下一章 上一章 目录 设置
21、谋局 文华殿 ...
-
文华殿内窗扉半掩,紫铜冰鉴里袅袅升起的白雾,裹挟着檀香沉郁的气息。
“季青来了。”孟相旬挥手示意江归舟近前。面前的桌案还是如先前一般,各类文书堆叠,略显凌乱,而摆在孟相旬眼底的是一封信件。
注意到江归舟的视线,孟相旬轻笑道:“季青来看,今早一个朝会的功夫,孤收了两份警告。”
江归舟接过信,略过那些寒暄,细读起主体内容。
“老臣久居林下,本不当再预朝堂纷纭。

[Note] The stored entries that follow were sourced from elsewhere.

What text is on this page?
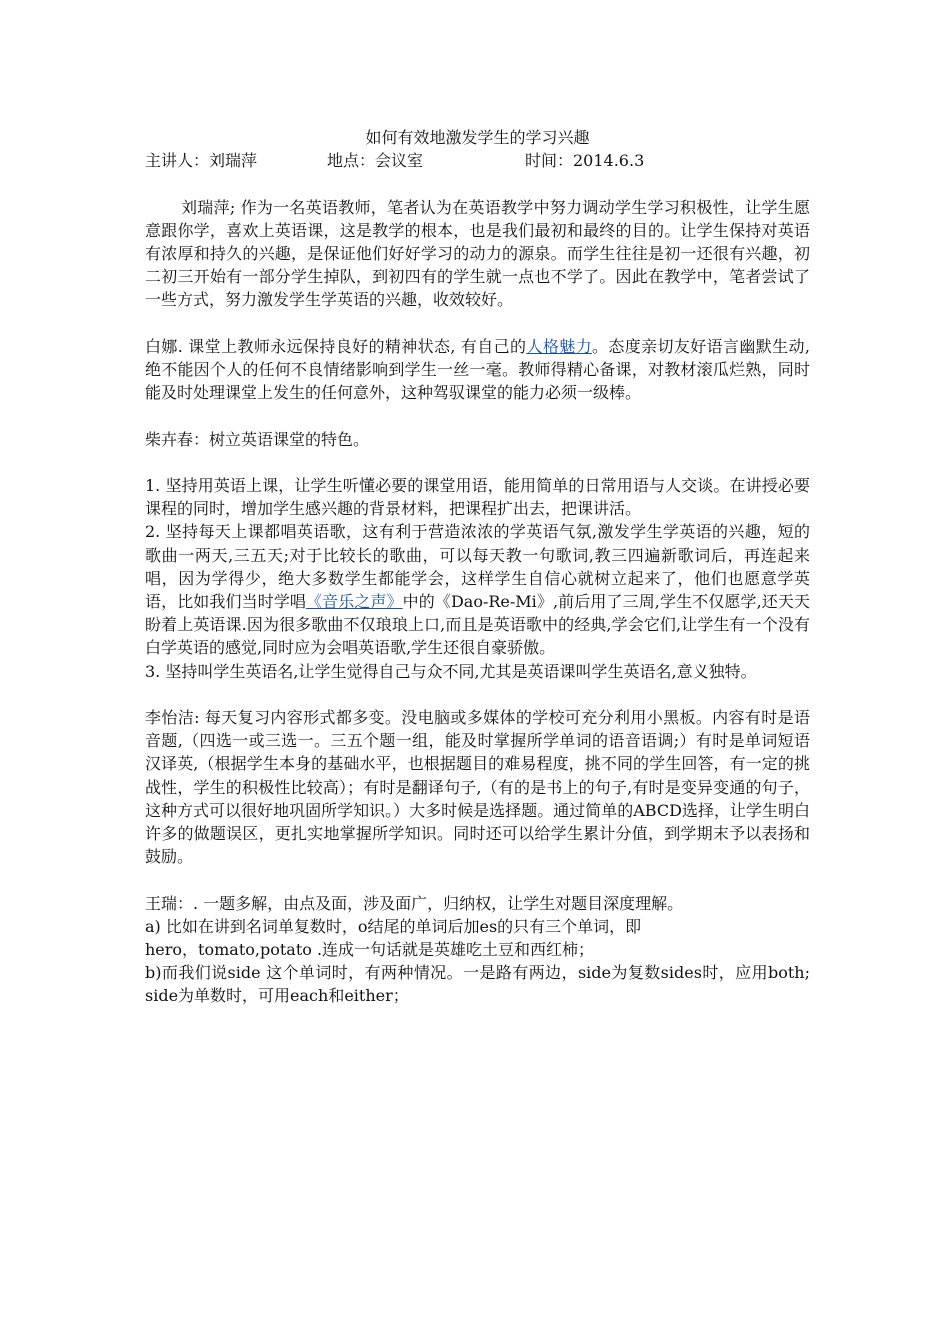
如何有效地激发学生的学习兴趣

主讲人：刘瑞萍	地点：会议室	时间：2014.6.3

刘瑞萍; 作为一名英语教师，笔者认为在英语教学中努力调动学生学习积极性，让学生愿意跟你学，喜欢上英语课，这是教学的根本，也是我们最初和最终的目的。让学生保持对英语有浓厚和持久的兴趣，是保证他们好好学习的动力的源泉。而学生往往是初一还很有兴趣，初二初三开始有一部分学生掉队，到初四有的学生就一点也不学了。因此在教学中，笔者尝试了一些方式，努力激发学生学英语的兴趣，收效较好。

白娜. 课堂上教师永远保持良好的精神状态, 有自己的人格魅力。态度亲切友好语言幽默生动,绝不能因个人的任何不良情绪影响到学生一丝一毫。教师得精心备课，对教材滚瓜烂熟，同时能及时处理课堂上发生的任何意外，这种驾驭课堂的能力必须一级棒。

柴卉春：树立英语课堂的特色。

1. 坚持用英语上课，让学生听懂必要的课堂用语，能用简单的日常用语与人交谈。在讲授必要课程的同时，增加学生感兴趣的背景材料，把课程扩出去，把课讲活。

2. 坚持每天上课都唱英语歌，这有利于营造浓浓的学英语气氛,激发学生学英语的兴趣，短的歌曲一两天,三五天;对于比较长的歌曲，可以每天教一句歌词,教三四遍新歌词后，再连起来唱，因为学得少，绝大多数学生都能学会，这样学生自信心就树立起来了，他们也愿意学英语，比如我们当时学唱《音乐之声》中的《Dao-Re-Mi》,前后用了三周,学生不仅愿学,还天天盼着上英语课.因为很多歌曲不仅琅琅上口,而且是英语歌中的经典,学会它们,让学生有一个没有白学英语的感觉,同时应为会唱英语歌,学生还很自豪骄傲。

3. 坚持叫学生英语名,让学生觉得自己与众不同,尤其是英语课叫学生英语名,意义独特。

李怡洁: 每天复习内容形式都多变。没电脑或多媒体的学校可充分利用小黑板。内容有时是语音题,（四选一或三选一。三五个题一组，能及时掌握所学单词的语音语调;）有时是单词短语汉译英,（根据学生本身的基础水平，也根据题目的难易程度，挑不同的学生回答，有一定的挑战性，学生的积极性比较高）；有时是翻译句子,（有的是书上的句子,有时是变异变通的句子，这种方式可以很好地巩固所学知识。）大多时候是选择题。通过简单的ABCD选择，让学生明白许多的做题误区，更扎实地掌握所学知识。同时还可以给学生累计分值，到学期末予以表扬和鼓励。

王瑞：. 一题多解，由点及面，涉及面广，归纳权，让学生对题目深度理解。

a) 比如在讲到名词单复数时，o结尾的单词后加es的只有三个单词，即

hero，tomato,potato .连成一句话就是英雄吃土豆和西红柿；

b)而我们说side 这个单词时，有两种情况。一是路有两边，side为复数sides时，应用both; side为单数时，可用each和either；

然近日风闻渐起,事关东宫清誉,更涉社稷根本,辗转反侧,终觉不得不言……自先皇后薨逝,殿下少年临危,老臣虽愚钝,未尝一日不心系东宫。昔年陛下欲为东宫择选辅臣,老臣力荐齐文元等数人,非为私谊,实念殿下身边当有持重之臣,以固根本……今北疆战事胶着,朝中暗流汹涌。老臣听闻,有寒门新进得殿下青眼。其人虽有寸长,然根基浅薄、阅历未深,更兼手段狠厉……”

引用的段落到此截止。